BeeMe_MIT

@mitmedialab/Instagram

Trick or…trick: MIT launches new collective intelligence experiment for Halloween

Is this creepy? Or extremely creepy?

 

Stephanie Fillion

Tech

Posted on Oct 27, 2018   Updated on May 21, 2021, 3:04 am CDT

The Massachusetts Institute of Technology’s Media Lab has taken the Halloween tradition of “Trick or treat” to a whole new level.

This year, MIT—which launched a project called Nightmare Machine for Halloween 2016 to teach AI what humans find grotesque—is letting internet users taking control of one person’s body in what they call a “dystopian game.”

Just like playing a video game, one actor hired by MIT will be at the will of internet users for one very special night. The project was inspired by an episode of Black Mirror, but is pushing it further: “We are taking an idea that has been popular in media culture and art for a while and making it real,” MIT researcher Niccolò Pescetelli said.

Starting at 11:00PM on Oct. 31, internet users can log in into the BeeMe project website and control an individual against an evil AI by the name of Zookd, who has accidentally been released online, MIT researcher Niccolò Pescetelli told Business Insider. According to MIT’s website, “BeeMe will redefine the way in which we understand social interactions online and in real life,” by pushing crowdsourcing and collective intelligence.

The project’s slogan is, “See what I see. Hear what I hear. Control my actions. Take my will. Be me.” The game is expected to last about two hours, although MIT won’t disclose too many details about how the night could unfold, other than the experiment will take place on MIT’s campus. MIT made one detail clear, however: There will be limits to what users can make the BeeMe actor do. 

“Anything that violates the law or puts the actor, their privacy, or their image in danger is strictly forbidden,” Pescetelli said. “Anything else is allowed.
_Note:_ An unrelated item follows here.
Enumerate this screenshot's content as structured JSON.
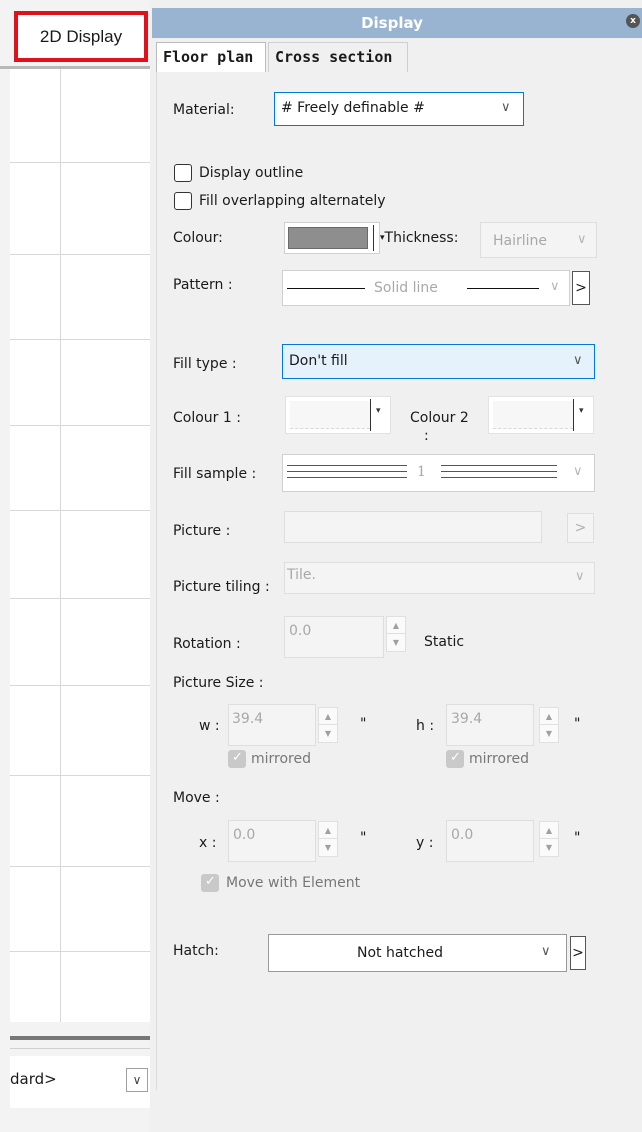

We are very curious about what [is] going to happen.”

The project serves a research purpose, too; Pescetelli and his team want to know if a group of people can essentially think in concert to make the actor to execute a series of fluid, logical tasks, or whether his actions will be unfocused and illogical because so many people are telling him what to do.

“Whatever the outcome, it will teach us something,” Pescetelli told the Daily Dot in a phone interview. The researcher added that if the experiment is successful, it could be transformed and used for entertainment purposes.

You can check out the experiment at beeme.online on Halloween night. So this year, no need to dress up and go out to have the creepiest night imaginable. Just log on to your computer and do it for somebody else!